No contexto da ditadura militar brasileira em 1966, Geraldo Sarno, então aos 28 anos, produziu o curta Auto de Vitória, que propõe uma reflexão incisiva a respeito das influências religiosas em questões políticas e sociais. O filme é ambientado na cidade natal do diretor, Poções, na Bahia, e inicia-se com a filmagem de um cortejo religioso onde um veículo militar transporta o fêmur do padre José de Anchieta, da Basílica de Aparecida até a Catedral da Sé, em São Paulo, destacando o simbolismo de uma fé que é manipulada por forças militares.
Após essa introdução, Sarno transita para uma representação cênica que reúne Lúcifer e Santanás em discussões sobre o futuro do país. Este aspecto teatral, baseado na obra Na Vila de Vitória ou Auto de São Maurício, de Anchieta, traz à tona a ideia de que as determinações divinas deixaram de ser fator preponderante, delegando aos demônios o papel de decisores.
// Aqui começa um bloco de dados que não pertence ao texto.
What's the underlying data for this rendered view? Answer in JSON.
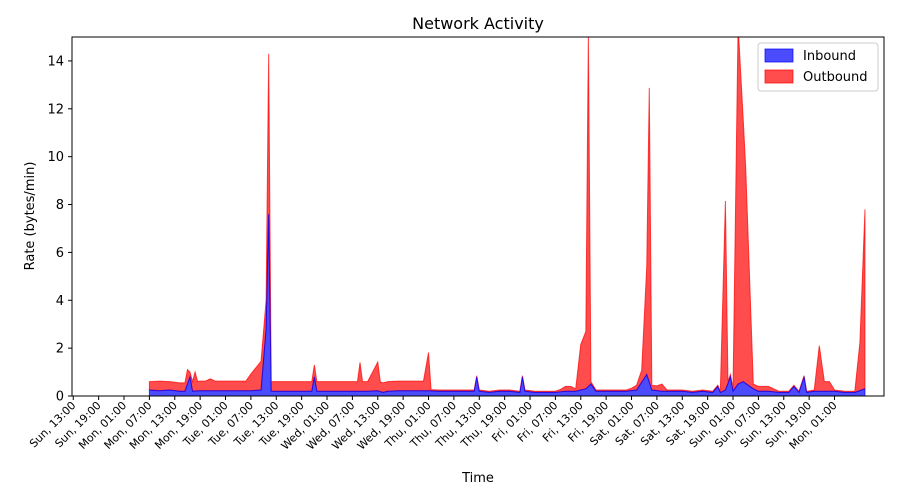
{
  "chart_data": {
    "type": "area",
    "stacked": true,
    "title": "Network Activity",
    "xlabel": "Time",
    "ylabel": "Rate (bytes/min)",
    "x_unit": "hours",
    "x_tick_labels": [
      "Sun, 13:00",
      "Sun, 19:00",
      "Mon, 01:00",
      "Mon, 07:00",
      "Mon, 13:00",
      "Mon, 19:00",
      "Tue, 01:00",
      "Tue, 07:00",
      "Tue, 13:00",
      "Tue, 19:00",
      "Wed, 01:00",
      "Wed, 07:00",
      "Wed, 13:00",
      "Wed, 19:00",
      "Thu, 01:00",
      "Thu, 07:00",
      "Thu, 13:00",
      "Thu, 19:00",
      "Fri, 01:00",
      "Fri, 07:00",
      "Fri, 13:00",
      "Fri, 19:00",
      "Sat, 01:00",
      "Sat, 07:00",
      "Sat, 13:00",
      "Sat, 19:00",
      "Sun, 01:00",
      "Sun, 07:00",
      "Sun, 13:00",
      "Sun, 19:00",
      "Mon, 01:00"
    ],
    "xlim_labels": [
      "Sun, 12:30",
      "Mon, 02:30"
    ],
    "ylim": [
      0,
      15
    ],
    "y_ticks": [
      0,
      2,
      4,
      6,
      8,
      10,
      12,
      14
    ],
    "grid": false,
    "legend_position": "upper right",
    "series": [
      {
        "name": "Inbound",
        "color": "#0000ff",
        "points": [
          [
            0,
            0.25
          ],
          [
            4,
            0.22
          ],
          [
            8,
            0.25
          ],
          [
            12,
            0.2
          ],
          [
            14,
            0.2
          ],
          [
            16,
            0.8
          ],
          [
            17,
            0.2
          ],
          [
            20,
            0.22
          ],
          [
            24,
            0.22
          ],
          [
            28,
            0.22
          ],
          [
            32,
            0.22
          ],
          [
            36,
            0.22
          ],
          [
            40,
            0.22
          ],
          [
            44,
            0.25
          ],
          [
            46,
            2.8
          ],
          [
            47,
            7.6
          ],
          [
            48,
            0.2
          ],
          [
            52,
            0.2
          ],
          [
            56,
            0.2
          ],
          [
            60,
            0.2
          ],
          [
            64,
            0.2
          ],
          [
            65,
            0.8
          ],
          [
            66,
            0.2
          ],
          [
            70,
            0.2
          ],
          [
            74,
            0.2
          ],
          [
            78,
            0.2
          ],
          [
            82,
            0.2
          ],
          [
            86,
            0.2
          ],
          [
            90,
            0.22
          ],
          [
            92,
            0.15
          ],
          [
            94,
            0.2
          ],
          [
            98,
            0.22
          ],
          [
            102,
            0.22
          ],
          [
            106,
            0.22
          ],
          [
            110,
            0.22
          ],
          [
            114,
            0.2
          ],
          [
            118,
            0.2
          ],
          [
            122,
            0.2
          ],
          [
            126,
            0.2
          ],
          [
            128,
            0.2
          ],
          [
            129,
            0.8
          ],
          [
            130,
            0.2
          ],
          [
            134,
            0.15
          ],
          [
            138,
            0.2
          ],
          [
            142,
            0.2
          ],
          [
            146,
            0.15
          ],
          [
            147,
            0.8
          ],
          [
            148,
            0.2
          ],
          [
            152,
            0.15
          ],
          [
            156,
            0.15
          ],
          [
            160,
            0.15
          ],
          [
            164,
            0.2
          ],
          [
            168,
            0.2
          ],
          [
            172,
            0.3
          ],
          [
            174,
            0.5
          ],
          [
            176,
            0.2
          ],
          [
            180,
            0.2
          ],
          [
            184,
            0.2
          ],
          [
            188,
            0.2
          ],
          [
            192,
            0.25
          ],
          [
            196,
            0.9
          ],
          [
            198,
            0.25
          ],
          [
            202,
            0.2
          ],
          [
            206,
            0.2
          ],
          [
            210,
            0.2
          ],
          [
            214,
            0.15
          ],
          [
            218,
            0.2
          ],
          [
            222,
            0.15
          ],
          [
            224,
            0.4
          ],
          [
            225,
            0.15
          ],
          [
            227,
            0.25
          ],
          [
            229,
            0.8
          ],
          [
            230,
            0.2
          ],
          [
            232,
            0.5
          ],
          [
            234,
            0.6
          ],
          [
            238,
            0.3
          ],
          [
            240,
            0.2
          ],
          [
            244,
            0.2
          ],
          [
            248,
            0.15
          ],
          [
            252,
            0.15
          ],
          [
            254,
            0.4
          ],
          [
            256,
            0.15
          ],
          [
            258,
            0.8
          ],
          [
            259,
            0.15
          ],
          [
            262,
            0.2
          ],
          [
            266,
            0.2
          ],
          [
            270,
            0.2
          ],
          [
            274,
            0.15
          ],
          [
            278,
            0.15
          ],
          [
            282,
            0.3
          ]
        ]
      },
      {
        "name": "Outbound",
        "color": "#ff0000",
        "points": [
          [
            0,
            0.35
          ],
          [
            4,
            0.4
          ],
          [
            8,
            0.35
          ],
          [
            12,
            0.35
          ],
          [
            14,
            0.35
          ],
          [
            15,
            0.6
          ],
          [
            16,
            0.2
          ],
          [
            17,
            0.4
          ],
          [
            18,
            0.8
          ],
          [
            19,
            0.4
          ],
          [
            22,
            0.4
          ],
          [
            24,
            0.5
          ],
          [
            26,
            0.4
          ],
          [
            28,
            0.4
          ],
          [
            32,
            0.4
          ],
          [
            36,
            0.4
          ],
          [
            38,
            0.4
          ],
          [
            40,
            0.7
          ],
          [
            44,
            1.2
          ],
          [
            46,
            1.2
          ],
          [
            47,
            6.7
          ],
          [
            48,
            0.4
          ],
          [
            52,
            0.4
          ],
          [
            56,
            0.4
          ],
          [
            60,
            0.4
          ],
          [
            64,
            0.4
          ],
          [
            65,
            0.5
          ],
          [
            66,
            0.4
          ],
          [
            70,
            0.4
          ],
          [
            74,
            0.4
          ],
          [
            76,
            0.4
          ],
          [
            78,
            0.4
          ],
          [
            80,
            0.4
          ],
          [
            82,
            0.4
          ],
          [
            83,
            1.2
          ],
          [
            84,
            0.4
          ],
          [
            86,
            0.4
          ],
          [
            88,
            0.8
          ],
          [
            90,
            1.2
          ],
          [
            91,
            0.4
          ],
          [
            94,
            0.4
          ],
          [
            98,
            0.4
          ],
          [
            102,
            0.4
          ],
          [
            106,
            0.4
          ],
          [
            108,
            0.4
          ],
          [
            110,
            1.6
          ],
          [
            111,
            0.05
          ],
          [
            114,
            0.05
          ],
          [
            118,
            0.05
          ],
          [
            122,
            0.05
          ],
          [
            126,
            0.05
          ],
          [
            128,
            0.05
          ],
          [
            130,
            0.05
          ],
          [
            134,
            0.05
          ],
          [
            138,
            0.05
          ],
          [
            142,
            0.05
          ],
          [
            146,
            0.05
          ],
          [
            148,
            0.05
          ],
          [
            152,
            0.05
          ],
          [
            156,
            0.05
          ],
          [
            160,
            0.05
          ],
          [
            162,
            0.1
          ],
          [
            164,
            0.2
          ],
          [
            166,
            0.2
          ],
          [
            168,
            0.1
          ],
          [
            170,
            1.9
          ],
          [
            172,
            2.4
          ],
          [
            173,
            14.8
          ],
          [
            174,
            0.1
          ],
          [
            176,
            0.05
          ],
          [
            180,
            0.05
          ],
          [
            184,
            0.05
          ],
          [
            188,
            0.05
          ],
          [
            190,
            0.1
          ],
          [
            192,
            0.2
          ],
          [
            194,
            0.5
          ],
          [
            196,
            4.5
          ],
          [
            197,
            12.3
          ],
          [
            198,
            0.2
          ],
          [
            200,
            0.2
          ],
          [
            202,
            0.3
          ],
          [
            204,
            0.05
          ],
          [
            206,
            0.05
          ],
          [
            210,
            0.05
          ],
          [
            214,
            0.05
          ],
          [
            218,
            0.05
          ],
          [
            222,
            0.05
          ],
          [
            224,
            0.05
          ],
          [
            225,
            0.05
          ],
          [
            227,
            7.9
          ],
          [
            228,
            0.1
          ],
          [
            230,
            0.1
          ],
          [
            232,
            15.0
          ],
          [
            235,
            9.0
          ],
          [
            238,
            0.2
          ],
          [
            240,
            0.2
          ],
          [
            244,
            0.2
          ],
          [
            248,
            0.05
          ],
          [
            252,
            0.05
          ],
          [
            256,
            0.05
          ],
          [
            258,
            0.05
          ],
          [
            262,
            0.05
          ],
          [
            264,
            1.9
          ],
          [
            266,
            0.4
          ],
          [
            268,
            0.4
          ],
          [
            270,
            0.05
          ],
          [
            274,
            0.05
          ],
          [
            278,
            0.05
          ],
          [
            280,
            2.0
          ],
          [
            282,
            7.5
          ]
        ]
      }
    ]
  }
}
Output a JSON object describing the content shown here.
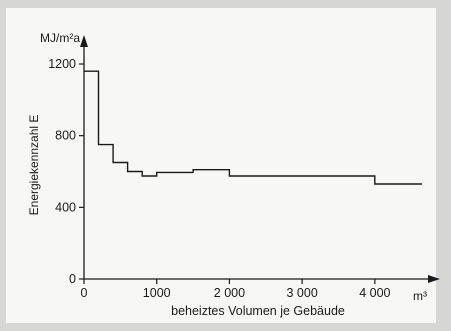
{
  "chart_data": {
    "type": "line",
    "step": true,
    "title": "",
    "y_unit": "MJ/m²a",
    "ylabel": "Energiekennzahl  E",
    "xlabel": "beheiztes Volumen je Gebäude",
    "x_unit": "m³",
    "xlim": [
      0,
      4800
    ],
    "ylim": [
      0,
      1350
    ],
    "x_ticks": [
      0,
      1000,
      2000,
      3000,
      4000
    ],
    "x_tick_labels": [
      "0",
      "1000",
      "2 000",
      "3 000",
      "4 000"
    ],
    "y_ticks": [
      0,
      400,
      800,
      1200
    ],
    "y_tick_labels": [
      "0",
      "400",
      "800",
      "1200"
    ],
    "grid": false,
    "series": [
      {
        "x": [
          0,
          200,
          200,
          400,
          400,
          600,
          600,
          800,
          800,
          1000,
          1000,
          1500,
          1500,
          2000,
          2000,
          4000,
          4000,
          4650
        ],
        "y": [
          1160,
          1160,
          750,
          750,
          650,
          650,
          600,
          600,
          575,
          575,
          595,
          595,
          610,
          610,
          575,
          575,
          530,
          530
        ]
      }
    ]
  },
  "colors": {
    "background": "#d6d6d3",
    "panel": "#f7f7f5",
    "ink": "#1a1a1a"
  }
}
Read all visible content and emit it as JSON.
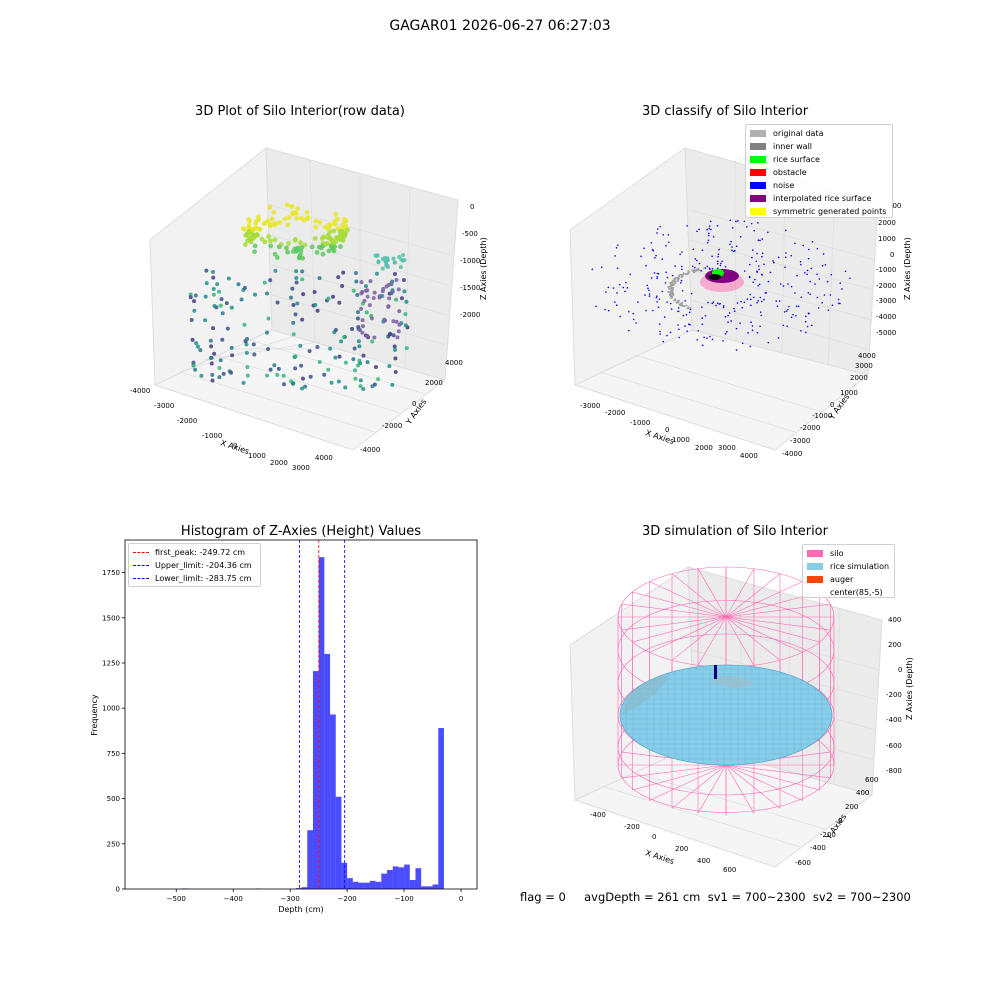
{
  "suptitle": "GAGAR01 2026-06-27 06:27:03",
  "raw_plot": {
    "title": "3D Plot of Silo Interior(row data)",
    "xlabel": "X Axies",
    "ylabel": "Y Axies",
    "zlabel": "Z Axies (Depth)",
    "xticks": [
      "-4000",
      "-3000",
      "-2000",
      "-1000",
      "0",
      "1000",
      "2000",
      "3000",
      "4000"
    ],
    "yticks": [
      "-4000",
      "-2000",
      "0",
      "2000",
      "4000"
    ],
    "zticks": [
      "0",
      "-500",
      "-1000",
      "-1500",
      "-2000"
    ]
  },
  "classify_plot": {
    "title": "3D classify of Silo Interior",
    "xlabel": "X Axies",
    "ylabel": "Y Axies",
    "zlabel": "Z Axies (Depth)",
    "xticks": [
      "-3000",
      "-2000",
      "-1000",
      "0",
      "1000",
      "2000",
      "3000",
      "4000"
    ],
    "yticks": [
      "-4000",
      "-3000",
      "-2000",
      "-1000",
      "0",
      "1000",
      "2000",
      "3000",
      "4000"
    ],
    "zticks": [
      "2000",
      "1000",
      "0",
      "-1000",
      "-2000",
      "-3000",
      "-4000",
      "-5000"
    ],
    "zticks_partial": [
      "000"
    ],
    "legend": [
      {
        "label": "original data",
        "color": "#b0b0b0"
      },
      {
        "label": "inner wall",
        "color": "#808080"
      },
      {
        "label": "rice surface",
        "color": "#00ff00"
      },
      {
        "label": "obstacle",
        "color": "#ff0000"
      },
      {
        "label": "noise",
        "color": "#0000ff"
      },
      {
        "label": "interpolated rice surface",
        "color": "#800080"
      },
      {
        "label": "symmetric generated points",
        "color": "#ffff00"
      }
    ]
  },
  "chart_data": {
    "type": "bar",
    "title": "Histogram of Z-Axies (Height) Values",
    "xlabel": "Depth (cm)",
    "ylabel": "Frequency",
    "xlim": [
      -590,
      28
    ],
    "ylim": [
      0,
      1930
    ],
    "xticks": [
      -500,
      -400,
      -300,
      -200,
      -100,
      0
    ],
    "xtick_labels": [
      "−500",
      "−400",
      "−300",
      "−200",
      "−100",
      "0"
    ],
    "yticks": [
      0,
      250,
      500,
      750,
      1000,
      1250,
      1500,
      1750
    ],
    "bin_width": 10,
    "bar_color": "#0000ff",
    "bins": [
      {
        "x": -490,
        "value": 3
      },
      {
        "x": -360,
        "value": 2
      },
      {
        "x": -290,
        "value": 5
      },
      {
        "x": -280,
        "value": 10
      },
      {
        "x": -270,
        "value": 325
      },
      {
        "x": -260,
        "value": 1205
      },
      {
        "x": -250,
        "value": 1835
      },
      {
        "x": -240,
        "value": 1300
      },
      {
        "x": -230,
        "value": 965
      },
      {
        "x": -220,
        "value": 510
      },
      {
        "x": -210,
        "value": 145
      },
      {
        "x": -200,
        "value": 60
      },
      {
        "x": -190,
        "value": 40
      },
      {
        "x": -180,
        "value": 35
      },
      {
        "x": -170,
        "value": 35
      },
      {
        "x": -160,
        "value": 45
      },
      {
        "x": -150,
        "value": 40
      },
      {
        "x": -140,
        "value": 85
      },
      {
        "x": -130,
        "value": 105
      },
      {
        "x": -120,
        "value": 125
      },
      {
        "x": -110,
        "value": 120
      },
      {
        "x": -100,
        "value": 135
      },
      {
        "x": -90,
        "value": 50
      },
      {
        "x": -80,
        "value": 115
      },
      {
        "x": -70,
        "value": 15
      },
      {
        "x": -60,
        "value": 15
      },
      {
        "x": -50,
        "value": 25
      },
      {
        "x": -40,
        "value": 890
      }
    ],
    "lines": [
      {
        "label": "first_peak: -249.72 cm",
        "value": -249.72,
        "color": "#ff0000"
      },
      {
        "label": "Upper_limit: -204.36 cm",
        "value": -204.36,
        "color": "#0000ff"
      },
      {
        "label": "Lower_limit: -283.75 cm",
        "value": -283.75,
        "color": "#0000ff"
      }
    ]
  },
  "simulation_plot": {
    "title": "3D simulation of Silo Interior",
    "xlabel": "X Axies",
    "ylabel": "Y Axies",
    "zlabel": "Z Axies (Depth)",
    "xticks": [
      "-400",
      "-200",
      "0",
      "200",
      "400",
      "600"
    ],
    "yticks": [
      "-600",
      "-400",
      "-200",
      "0",
      "200",
      "400",
      "600"
    ],
    "zticks": [
      "400",
      "200",
      "0",
      "-200",
      "-400",
      "-600",
      "-800"
    ],
    "legend": [
      {
        "label": "silo",
        "color": "#ff69b4"
      },
      {
        "label": "rice simulation",
        "color": "#87ceeb"
      },
      {
        "label": "auger",
        "color": "#ff4500"
      },
      {
        "label": "center(85,-5)",
        "color": ""
      }
    ]
  },
  "status_line": "flag = 0     avgDepth = 261 cm  sv1 = 700~2300  sv2 = 700~2300"
}
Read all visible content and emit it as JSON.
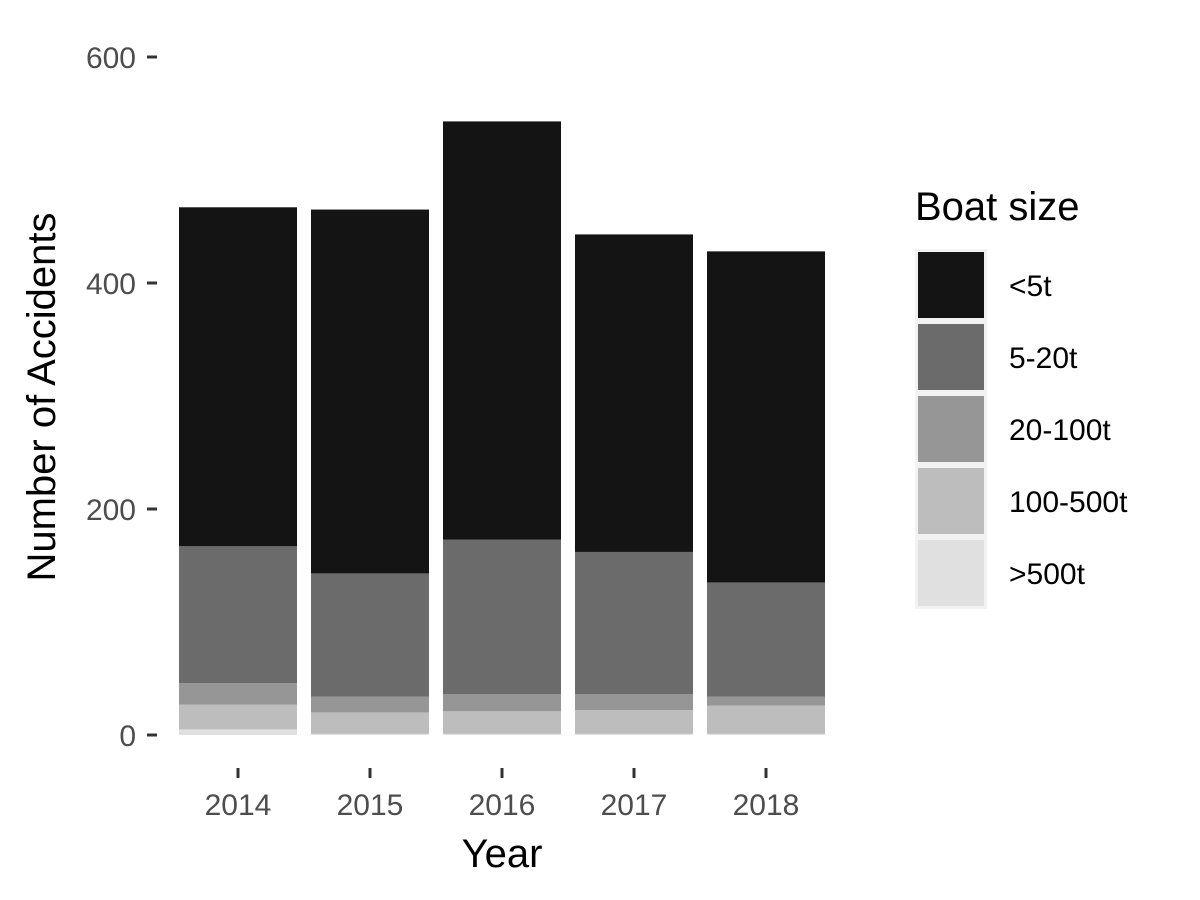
{
  "chart_data": {
    "type": "bar",
    "stacked": true,
    "categories": [
      "2014",
      "2015",
      "2016",
      "2017",
      "2018"
    ],
    "series": [
      {
        "name": ">500t",
        "color": "#e0e0e0",
        "values": [
          5,
          1,
          1,
          1,
          1
        ]
      },
      {
        "name": "100-500t",
        "color": "#bdbdbd",
        "values": [
          22,
          19,
          20,
          21,
          25
        ]
      },
      {
        "name": "20-100t",
        "color": "#969696",
        "values": [
          19,
          14,
          15,
          14,
          8
        ]
      },
      {
        "name": "5-20t",
        "color": "#6b6b6b",
        "values": [
          121,
          109,
          137,
          126,
          101
        ]
      },
      {
        "name": "<5t",
        "color": "#141414",
        "values": [
          300,
          322,
          370,
          281,
          293
        ]
      }
    ],
    "xlabel": "Year",
    "ylabel": "Number of Accidents",
    "ylim": [
      0,
      600
    ],
    "yticks": [
      "0",
      "200",
      "400",
      "600"
    ],
    "grid": false,
    "legend": {
      "title": "Boat size",
      "position": "right",
      "items": [
        "<5t",
        "5-20t",
        "20-100t",
        "100-500t",
        ">500t"
      ]
    }
  }
}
A ironia do destino é que a obra, considerada desaparecida, teve seu reencontro em 2023 graças ao biógrafo de Sarno, Piero Sbragia, que encontrou o curta na Cinemateca Nacional. “O achado foi acidental. Eu estava à procura de informações sobre o filme e, após conversar com a diretora técnica Gabriela Sousa de Queiroz, conseguimos localizá-lo entre os filmes não restaurados”, relata Sbragia.
Ao assistir ao filme, Sbragia comentou sobre a capacidade de Sarno de conectar o aspecto documental e crítico em sua montagem. “É impressionante como o trabalho dialoga com a cultura popular e as constantes reflexões sobre religião e política. A montagem, inspirada nos princípios de Eisenstein, sugere múltiplas interpretações e retórica visual que permanece relevante no cenário brasileiro atual”, conclui o biógrafo.